José Luis Pueyo. Complicarnos la vida

Callejeaba este fin de semana por Nueva Orleans dejándome embriagar por su permanente aroma musical (entenderé las envidias que esto pueda provocar), e iba pensando en su sobrenombre, “The Big Easy” -“La gran fácil”-,  y me preguntaba por qué la mayoría de los humanos de las sociedades “desarrolladas” nos empeñamos en hacer nuestra vida tan difícil.

Parece que tenemos grabado a fuego el guión según el cual nuestra felicidad depende directamente de los objetos que adquiramos. Y así, sacamos de nuestra cartera la tarjeta de crédito con la misma destreza y asiduidad que un pistolero su arma en el lejano y antiguo oeste, y todo lo que se pone a tiro de nuestro deseo termina en la cesta de la compra. Podemos incluso, empujados irremediablemente por esa inexplicable necesidad, sentarnos frente a un director de banco y firmar una hipoteca que nos dejará maniatados para prácticamente el resto de nuestra vida. Poderoso deseo, sin duda. Pero… ¿seguro que es “nuestro” deseo?

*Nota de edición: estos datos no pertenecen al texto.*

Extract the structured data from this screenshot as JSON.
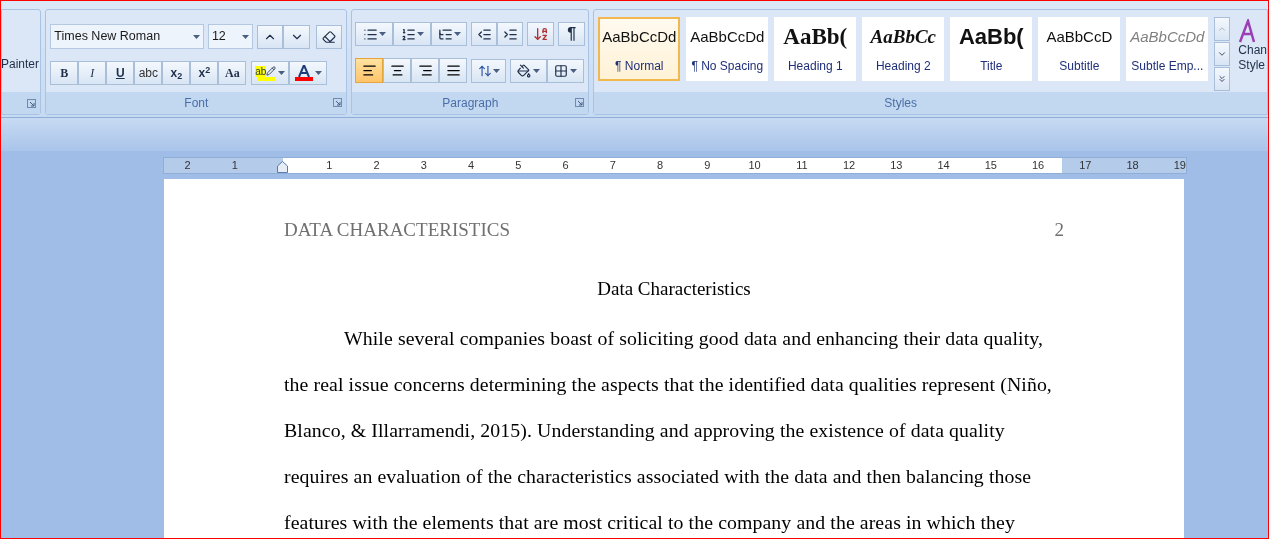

¿Y qué tal si probamos a vivir con menos? No es nada nuevo, lo sé, y alguno me dirá que si todos hiciéramos eso, el “sistema” se vendría abajo y sobrevendría una terrible crisis económica y… Ah, pero, ¿no es precisamente lo que ha estado a punto de suceder, y eso siguiendo las reglas del sistema al pie de la letra, consumir, consumir, consumir…?

Y al hilo de esos pensamientos, mientras el aterciopelado sonido de un saxo me regalaba los oídos, me preguntaba qué sentido tiene obcecarnos en mantener un sistema que no nos ayuda a ser realmente felices (más bien al contrario) y que además se puede venir abajo en cualquier momento, estando además eso totalmente fuera de nuestro control. Igual estamos haciendo algo mal, no sé.

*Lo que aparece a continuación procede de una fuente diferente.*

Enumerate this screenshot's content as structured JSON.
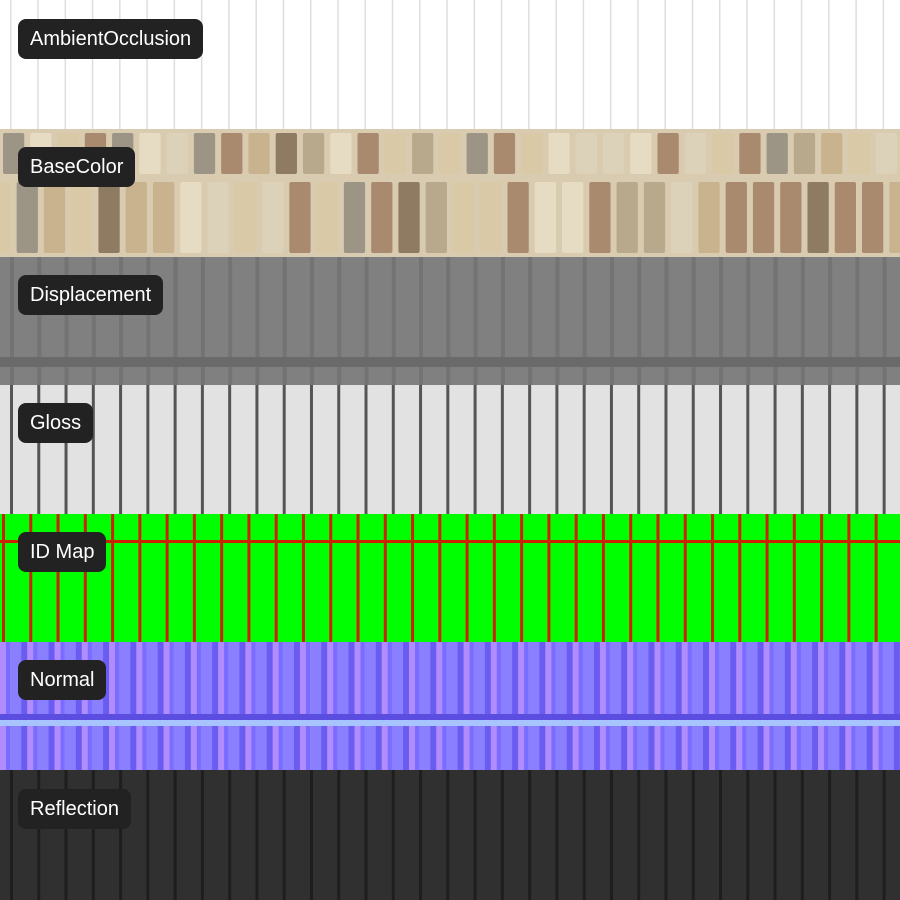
{
  "maps": [
    {
      "label": "AmbientOcclusion",
      "kind": "ao",
      "base": "#ffffff",
      "line": "#dedede"
    },
    {
      "label": "BaseColor",
      "kind": "color",
      "base": "#d8cbb0",
      "line": "#b8a98c"
    },
    {
      "label": "Displacement",
      "kind": "disp",
      "base": "#808080",
      "line": "#6e6e6e"
    },
    {
      "label": "Gloss",
      "kind": "gloss",
      "base": "#e2e2e2",
      "line": "#555555"
    },
    {
      "label": "ID Map",
      "kind": "id",
      "base": "#00ff00",
      "line": "#cc2200"
    },
    {
      "label": "Normal",
      "kind": "normal",
      "base": "#8a80ff",
      "line": "#5a4de0"
    },
    {
      "label": "Reflection",
      "kind": "refl",
      "base": "#303030",
      "line": "#1e1e1e"
    }
  ],
  "colors": {
    "label_bg": "#222222",
    "label_text": "#ffffff",
    "tile_palette": [
      "#e6dcc3",
      "#d9c9a6",
      "#c9b38f",
      "#a98a6e",
      "#9c9585",
      "#b8a98c",
      "#8f7a62",
      "#dcd2ba"
    ]
  }
}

Oye, que cada cual haga lo que crea conveniente con su vida. Por mi parte, intentaré seguir disfrutando de las pequeñas pero valiosas cosas (no por ello costosas) que uno puede encontrar en su día a día. Como ese grupo de músicos que estoy viendo ahí adentro en el Spoted Cat, parece que no suenan mal... Me tomaré un par de cervecillas y luego la propina a los músicos, y al final no me saldrá muy cara la tarde. Total, como ya les dije a los de la compañía de móvil que me llamaron ayer que no tenía la más mínima intención de renovar el teléfono, por muy tentadora que fuera su oferta, con eso ya tengo para una veintena de conciertos.